Photo by CSU Stanislaus Photo/Flickr (Creative Commons)

A new and slightly revised version of the federal Dream Act will get its first Senate hearing tomorrow morning, more than a month after Illinois Democratic Sen. Dick Durbin and other top Senate Democrats announced plans to bring it back.

The new Development, Relief and Education for Alien Minors (DREAM) Act differs only slightly from the one approved by the House last December, which moved to the Senate but failed to draw enough votes for cloture.

Like prior versions, the bill would grant conditional legal status to qualifying young people who are in the United States illegally but were brought here as minors under 16, so long as they attend college or join the military. There are only a few key differences from last year's version:

  • The age cap for applicants, which was reduced to age 29 last year, has been bumped back up to 35 years of age or younger

  • The length of conditional legal status before applicants may obtain permanent legal resident status has been reduced to six years, as in an earlier version, from 10 years

  • This version would, as did an earlier version (but not the House-approved one), seek to repeal a ban on in-state tuition rates for beneficiaries

To obtain permanent legal status, in addition to maintaining “good moral character” during the conditional period, beneficiaries would need to: a) have acquired a degree from an institute of higher learning, or at least completed two years in good standing toward a bachelor’s or higher degree; b) served at least two years in “uniformed services” and, if discharged, received an honorable discharge. More details can be found in a previous post.

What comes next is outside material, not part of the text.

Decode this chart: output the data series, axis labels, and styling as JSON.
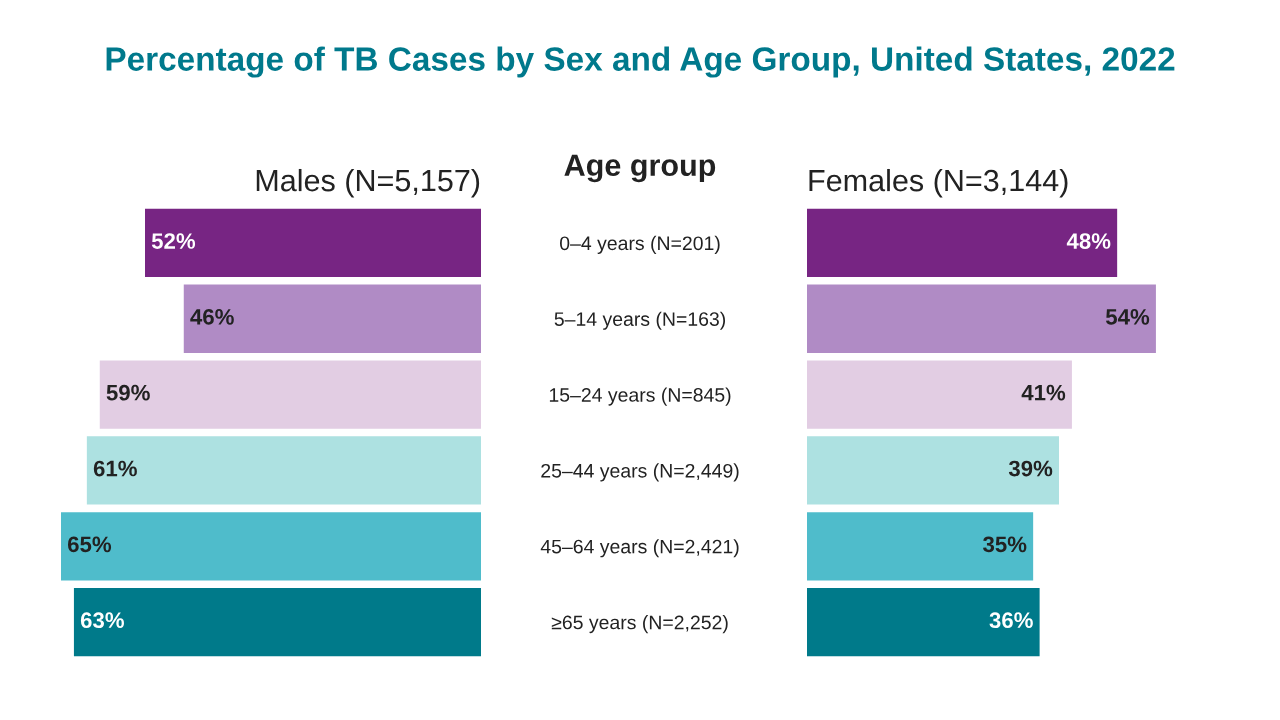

The bill will heard by the Senate Judiciary Committee’s subcommittee on immigration, refugees and border security, according to Durbin's website. Among the witnesses will be Homeland Security secretary Janet Napolitano, retired Lt. Colonel Margaret Stock and Steven Camarota, research director for the immigration-restriction think tank Center for Immigration Studies.

The hearing comes on the heels of the "coming out" of a prominent journalist as undocumented. Last week, ex-Washington Post reporter and Pulitzer winner Jose Antonio Vargas wrote in a New York Times essay that he has been here illegally since childhood. He said his confession was inspired by a burgeoning movement of undocumented youths who have been revealing their immigration status, hoping to put a face on those who would benefit from the Dream Act.